What makes food “American”? When I first considered the question, my mind went to the obvious, expected place: burgers and fries, hot dogs, barbecue, fried chicken, chicken wings, meatloaf, biscuits and gravy, the BLT, macaroni and cheese, apple pie… The list goes on.
But aside from being a fairly uninspired and boiled-down caricature of American cuisine, catching myself, I realized that I wasn’t exactly answering the question at hand. It asks not so much about what dishes, but why and how certain dishes have come to be identified as American. Through that lens, the ingredients that have truly helped shape American cuisine are more abstract and ever so slightly less tangible: necessity, adaptability, ingenuity, and imagination.

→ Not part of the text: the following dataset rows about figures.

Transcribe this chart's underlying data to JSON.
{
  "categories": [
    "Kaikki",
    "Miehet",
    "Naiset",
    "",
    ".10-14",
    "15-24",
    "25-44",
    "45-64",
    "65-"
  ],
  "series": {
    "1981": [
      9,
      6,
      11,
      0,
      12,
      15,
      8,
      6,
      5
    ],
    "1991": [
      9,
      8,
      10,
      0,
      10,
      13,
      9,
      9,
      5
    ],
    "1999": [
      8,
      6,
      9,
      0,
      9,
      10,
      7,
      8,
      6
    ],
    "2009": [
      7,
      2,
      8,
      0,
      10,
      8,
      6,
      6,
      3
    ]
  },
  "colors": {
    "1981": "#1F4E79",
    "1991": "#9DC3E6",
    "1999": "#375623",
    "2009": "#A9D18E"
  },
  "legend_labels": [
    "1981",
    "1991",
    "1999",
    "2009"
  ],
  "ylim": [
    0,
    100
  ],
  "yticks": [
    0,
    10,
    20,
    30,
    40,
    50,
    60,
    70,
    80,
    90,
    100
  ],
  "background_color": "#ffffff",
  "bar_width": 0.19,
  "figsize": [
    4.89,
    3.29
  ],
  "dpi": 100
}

“I think what’s most interesting about American food is that it’s truly the product of synergy, combined effort, and most importantly, immigration,” reflects Noah Fecks, a Brooklyn-based food and travel photographer, and author of “The Way We Ate: 100 Chefs Celebrate a Century at the American Table.” “The unique beauty of this country is that it’s not only accepted generations of immigrants, it’s been a destination of choice for countless people. When you yourself are an immigrant, you’re likely to be traveling quite lightly; however, one thing that you bring with you is your customs. Both culinary and otherwise.”

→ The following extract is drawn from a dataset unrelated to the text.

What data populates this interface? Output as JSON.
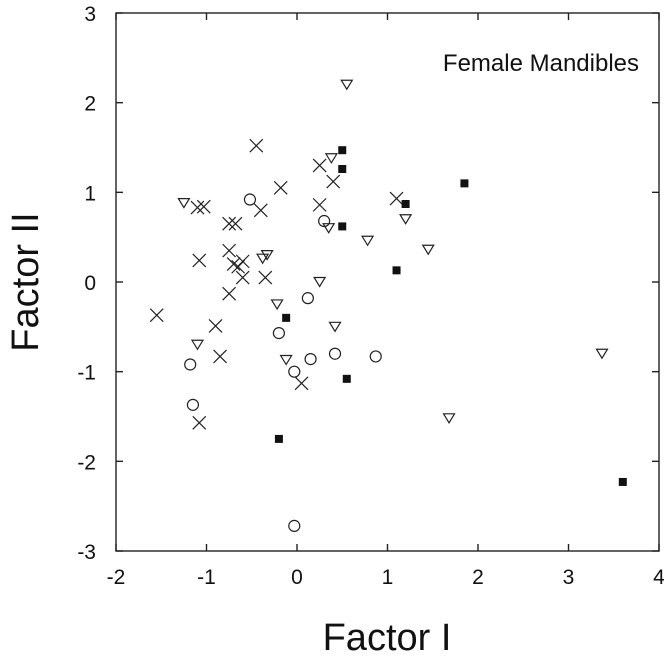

You could argue then that resources are the key variable in what transforms a dish from “X” to “X-American.” Because sure, you can carry recipes and taste memories from the homeland with you, but if you can’t find that one, signature, “authenticating” ingredient at your new local grocery store (so to speak) you’ve got to figure out a compromise. History offers myriad examples of this: the Austrian and German staple weinerschnitzel becomes chicken fried steak, which substitutes veal cutlet for ground beef, a more widely available in Texas where the dish has ascended to icon status. Similarly, paella becomes jambalaya; the frankfurter is reinvented as the hot dog; Dutch olykoeks become doughnuts; Chinese fish sauce morphs into ketchup.
As Fecks puts it, “Americanization” of a cuisine is “really that thing where you’ve got an individual who was socialized and raised in a unique environment, and they share food, dishes, approaches and recipes with family, neighbors, and friends.” He references a hypothetical example of a Thai immigrant to the United States. “The standard [US] supermarket pales in comparison to the vibrant, dynamic markets in Thailand that explode with color and variety. However, that same cook will find a way to make do with something from the supermarket, and prepare food in a way that is known to them. Light brown sugar becomes a substitute for palm sugar, cinnamon replaces cardamom…However there is no substitute for good Thai fish sauce I’m afraid.”
Examples of culinary cultural appropriation aside, I’d argue there’s also something to be said for a so-called “scrappy” approach to cooking that defines American cuisine. Legend has it that the cheeseburger came to be because a cook at The Rite Spot in 1920s Pasadena burnt the patty he was grilling and needed to cover his mistake. Invented in 1937 at The Brown Derby, the now-iconic Cobb Salad was an on-the-fly, everything-but-the-kitchen-sink amalgamation of refrigerator leftovers. Hell, we wouldn’t have soul food—hush puppies, chitterlings, oxtail stew, hoppin’ john, hoecake, collard greens—without that work-with-what-you-got attitude and sense of creativity.
What also makes food “American,” you might also say, is an eagerness to play along; adapt to a perceived preference. Take the advent of General Tso’s Chicken, for example, with its loose roots in Chinese cuisine, completely adapted for the American palate (and now, ironically, more popular in China than the original today). Or the ever-pervasive California Roll, which came to be in the 1960s/1970s from a perceived Western aversion raw fish and seaweed—hence its “inside out structure and creamy avocado and cooked crab supplements.
Long story short, we could go back and forth on the question of makes American cuisine “American.” Is it borrowed? Is it it’s own thing? Does it exist? Who knows. But at the very least, Fecks makes a great point: “Although this may change in the future, the USA is one of the few places where you can experience cuisine and dishes from practically every other nation on Earth. It positions America in a way that possibly no other country can.” So, you know, I say stop thinking and eat up.